So sieht es der sogenannte „European Green Deal“ vor, den die EU-Kommission als Fahrplan zur Bewältigung der Herausforderungen rund um Klimawandel und Umweltschutz vorgelegt hat. Ein Bestandteil der geplanten Ökodesign-Verordnung für nachhaltige Produkte ist die Einführung eines digitalen Produktpasses (DPP). Dieser enthält alle relevanten Informationen zu einem Produkt entlang der gesamten Lieferkette.
Konkret soll der digitale Produktpass künftig alle Bestandteile eines Produktes sowie dessen Zusammensetzung und Herkunft dokumentieren und so für mehr Transparenz sorgen. Dabei wird der gesamte Lebenszyklus physischer Produkte einschließlich der Zwischenstufen und Materialien betrachtet – von der Rohstoffgewinnung über die Produktion und Nutzung bis hin zur Wiederverwendung.

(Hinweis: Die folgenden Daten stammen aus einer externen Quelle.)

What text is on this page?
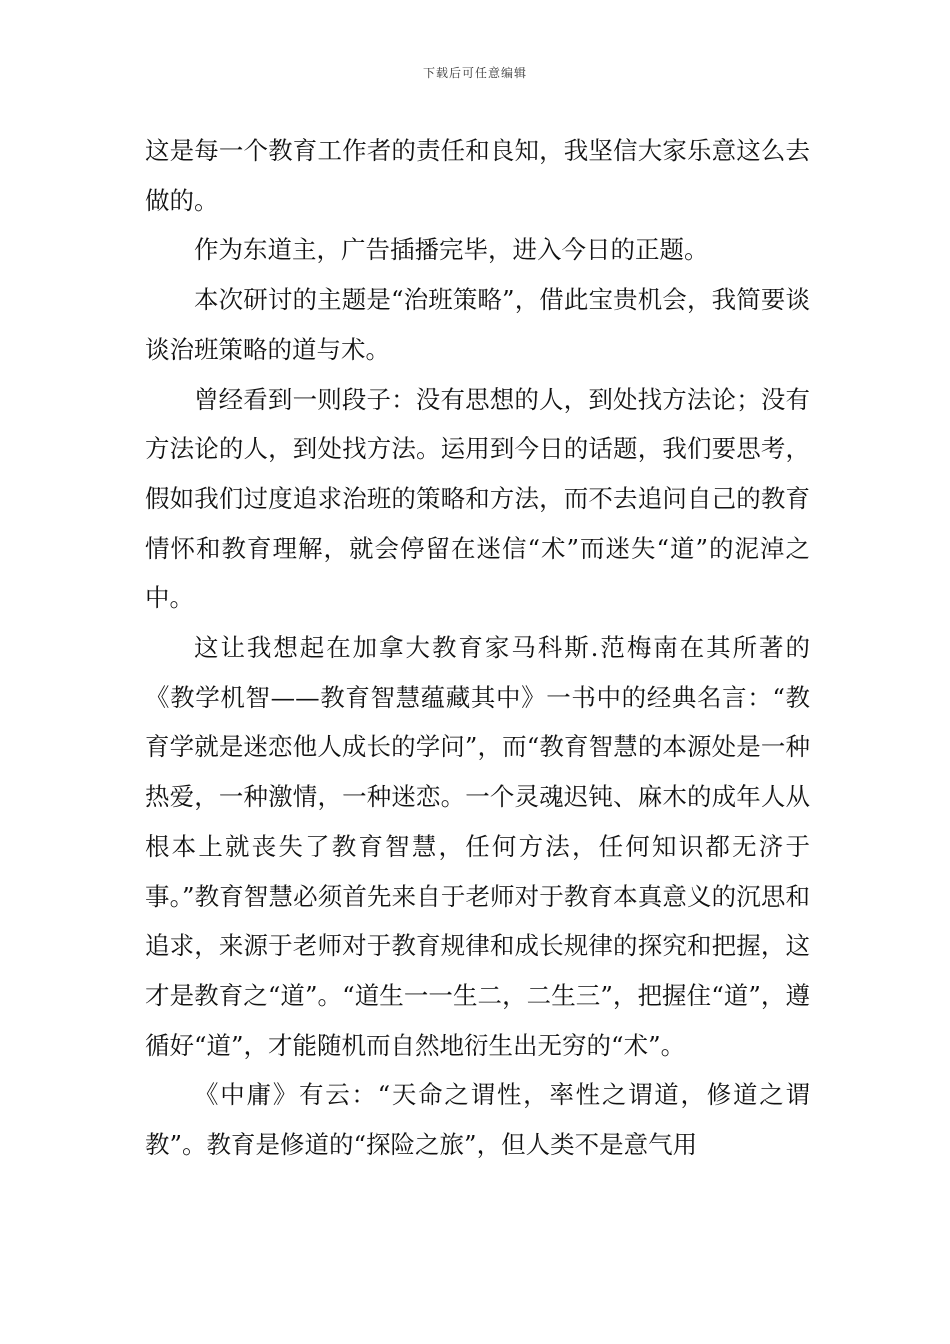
下载后可任意编辑

这是每一个教育工作者的责任和良知，我坚信大家乐意这么去做的。

作为东道主，广告插播完毕，进入今日的正题。

本次研讨的主题是“治班策略”，借此宝贵机会，我简要谈谈治班策略的道与术。

曾经看到一则段子：没有思想的人，到处找方法论；没有方法论的人，到处找方法。运用到今日的话题，我们要思考，假如我们过度追求治班的策略和方法，而不去追问自己的教育情怀和教育理解，就会停留在迷信“术”而迷失“道”的泥淖之中。

这让我想起在加拿大教育家马科斯.范梅南在其所著的《教学机智——教育智慧蕴藏其中》一书中的经典名言：“教育学就是迷恋他人成长的学问”，而“教育智慧的本源处是一种热爱，一种激情，一种迷恋。一个灵魂迟钝、麻木的成年人从根本上就丧失了教育智慧，任何方法，任何知识都无济于事。”教育智慧必须首先来自于老师对于教育本真意义的沉思和追求，来源于老师对于教育规律和成长规律的探究和把握，这才是教育之“道”。“道生一一生二，二生三”，把握住“道”，遵循好“道”，才能随机而自然地衍生出无穷的“术”。

《中庸》有云：“天命之谓性，率性之谓道，修道之谓教”。教育是修道的“探险之旅”，但人类不是意气用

Hinsichtlich der Konformität und Interoperabilität des digitalen Produktpasses verweist der Verordnungsentwurf mehrfach auf ISO-Normen und globale offene Standards. Eine eindeutige Produktidentifikation gilt als grundlegendes Element für die Rückverfolgbarkeit in der Lieferkette, nicht zuletzt nach einem Bericht von Deloitte zu den „Auswirkungen internationaler offener Standards auf die Kreislaufwirtschaft in Europa“. „Als neutrale Organisation erfüllt GS1 genau diese Anforderungen, weshalb unter dem Dach von GS1 in Europa unter anderem bereits Grundprinzipien für eine mögliche Datenarchitektur des digitalen Produktpasses gemeinsam definiert wurden“, so Thomas Fell, Lead GS1 Germany.
Auswirkungen auf globale Supply Chains und bestehende Prozesse
Das DPP hat weltweite Auswirkungen auf den Handel und betrifft alle Unternehmen, die Produkte nach Europa einführen, in Europa herstellen oder in Betrieb nehmen. Nur wenige Sektoren wie Lebensmittel, Futtermittel und Arzneimittel sind ausgenommen. Im Fokus stehen zunächst vor allem Batterien, Textilien, Unterhaltungselektronik und Bauprodukte. Auch hier erweisen sich die Einsatzmöglichkeiten der etablierten GS1 Standards für die End-to-End-Kommunikation und Datenübermittlung mit Blick auf die genannten Branchen als sinnvoll. Übergeordnetes Ziel ist es, die Umweltauswirkungen im Lebenszyklus von Produkten durch effiziente, standardbasierte digitale Lösungen zu reduzieren. Stets unter der Voraussetzung, dass bei der inhaltlichen und technischen Ausgestaltung des digitalen Produktpasses gesetzliche Standards eingehalten werden und die Anwendbarkeit und Interoperabilität mit bestehenden Lösungen gewährleistet ist.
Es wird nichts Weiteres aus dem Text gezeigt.